Край чертополоха и вереска. Край скал, камней и холмов, противостоящих ударам морских волн. Бродя вдоль скал у моря, я будто бы видел как шотландцы сбрасывают связанного пикта в море, как это описывал Роберт Стивенсон. Конечно, надо помнить, что образ это романтический, о чем ещё при жизни писал сам Стивенсон, а из школьных уроков я знаю что пикты давно уже смешались со скоттами, и эти черные острые камни и рокочущие голубые волны, взбивающие такую нежную и невесомую белую пену не осквернены кровью невинного юноши, который мог выдать секрет верескового меда. Впрочем, местный пивовар до сих пор активно использует в производстве вереск, не знаю насколько его продукция проигрывает древнему напитку, но уж всяко лучше любой дряни из алюминиевых банок.

Насчет форта пиктов меня не обманули. Правда, он находился далековато от деревни, где я поселился у тетушки Бонни. Форт находился гораздо дальше к северу, до него было легко доехать на автобусе, а для тренированного человека не было проблемой проснуться в выходной день пораньше и с посохом в руках пуститься в путь, чтобы к обеду оказаться на месте и насладиться прекрасным видом. Здесь ты будто оказывался в другом мире, в другое время. Брох (если правильно называть это строение, или, точнее, то что от него осталось) возвышался на вершине холма. Несмотря на то что от башни осталось всего полтора этажа, достигавшие в самой высокой точке всего 6 метров, древнее строение из серого камня, сложенное столетия назад, до сих пор впечатляло своим видом. Возможно, остатками этих сооружений когда-то вдохновлялся Толкин, когда описывал сторожевые башни гномов, хотя, в те времена большинство связывало эти постройки с кельтами, и их не соотносили с полумифическим низкорослым народом.

Вдалеке, на западе виднелась дорога и крыши деревенских домов, кое-где выглядывающие среди множества холмов.
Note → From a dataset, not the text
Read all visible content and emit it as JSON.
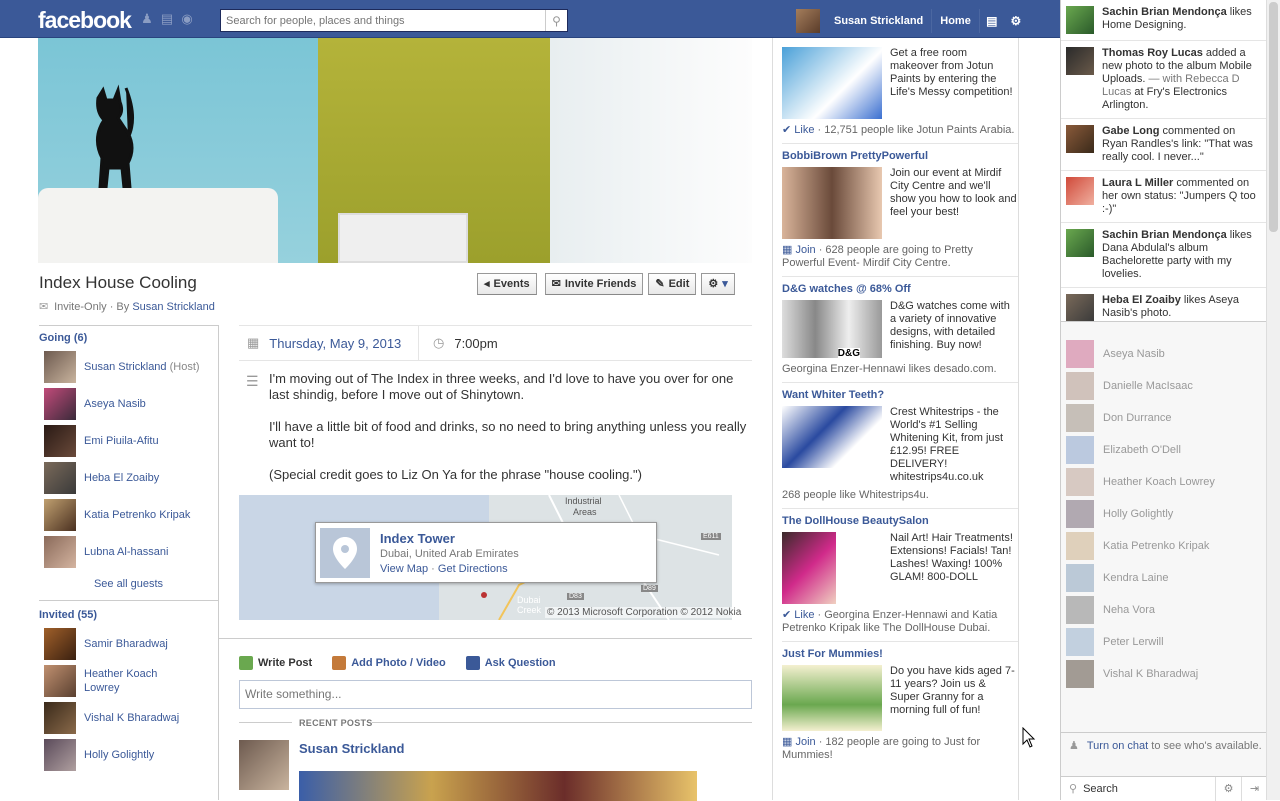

А вот если встать у западной стены броха и смотреть строго на восток, то пейзаж открывался просто потрясающий – с восточной стороны холм резко обрывался и дальше не было никаких домов, никаких дорог, только разноцветный ковер, словно древний великан забыл здесь свою камуфляжную военную куртку – коричневые холмы, редкие заросли зеленых деревьев, серая каменная порода, растущий на ней мох всех оттенков зеленого, желтоватая к осени трава или, в период цветения, ровный фиолетовый цветочный ковер, а завершала эту волшебную картину голубая полоса моря.

Глядя на всё это величие, я начинал фантазировать, что не просто пришел сюда пешком или приехал на автобусе чтобы полюбоваться местными красотами, мне казалось, я вошел в портал между мирами, прошел через дыру в самой материи времени, что человечество освободилось от бремени техники и здесь не надо читать противопоказания на коробочке с лекарствами – древние волшебники лечат своей магией абсолютно всё, и не стоит бояться аллергии и индивидуальной непереносимости, тут лечит цветочный воздух, поднимающийся с полей вверх по холмам. Мне казалось, что пикты скоро вернутся и починят свою крепость, которую они покинули лишь на время.
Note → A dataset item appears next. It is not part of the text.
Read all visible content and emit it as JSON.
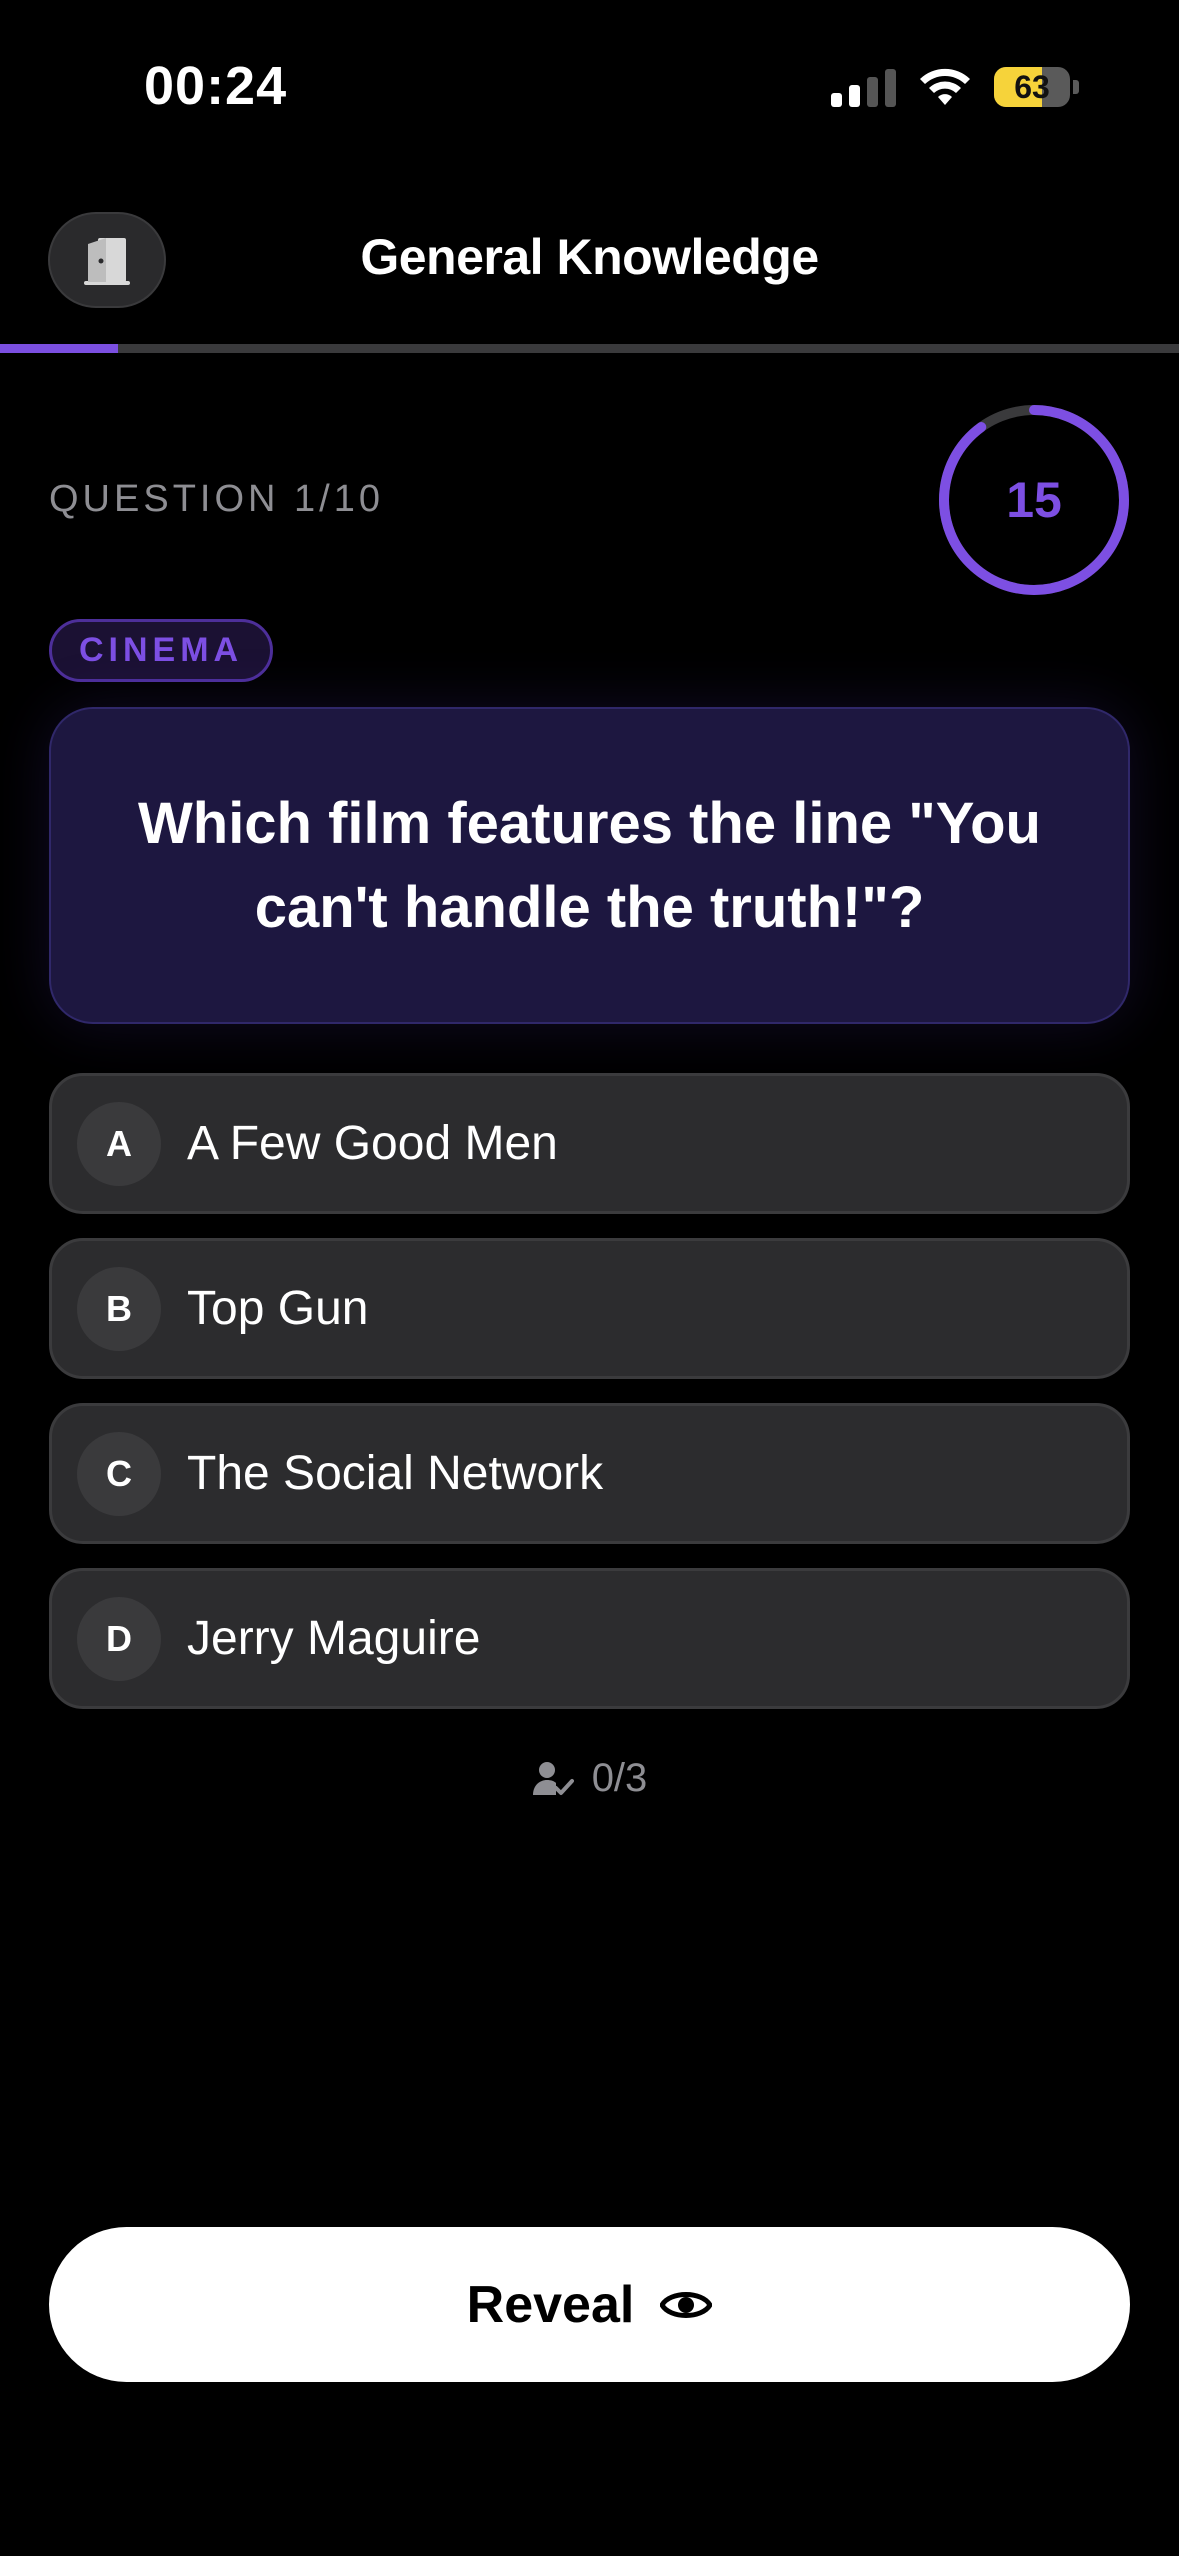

А как красиво было здесь зимой! Всё было покрыто ровным белоснежным ковром, в котором отражалось голубое небо. Теперь можно было вставать у восточной стены броха и смотреть на запад – слой снега засыпал редко используемую дорогу, а крыши домов далекой деревни укрывались белым одеялом, скрывая свой ядовитый и неестественный цвет. И теперь даже этот уголок цивилизации казался сказочным.

Но зимой я бывал здесь крайне редко – доезжал, разумеется, на автобусе и бродил по холму в одиночестве. В теплую пору людей здесь было гораздо больше, взрослые и пенсионеры приезжали, как правило, большими группами на экскурсионных автобусах и задерживались не больше двадцати минут, а вот студенты, только недавно получившие права, приезжали небольшими компаниями и оставались до вечера. Как правило, это были будущие художники или историки, которые часами сидели на привезенных пледах и с разных ракурсов рисовали руины.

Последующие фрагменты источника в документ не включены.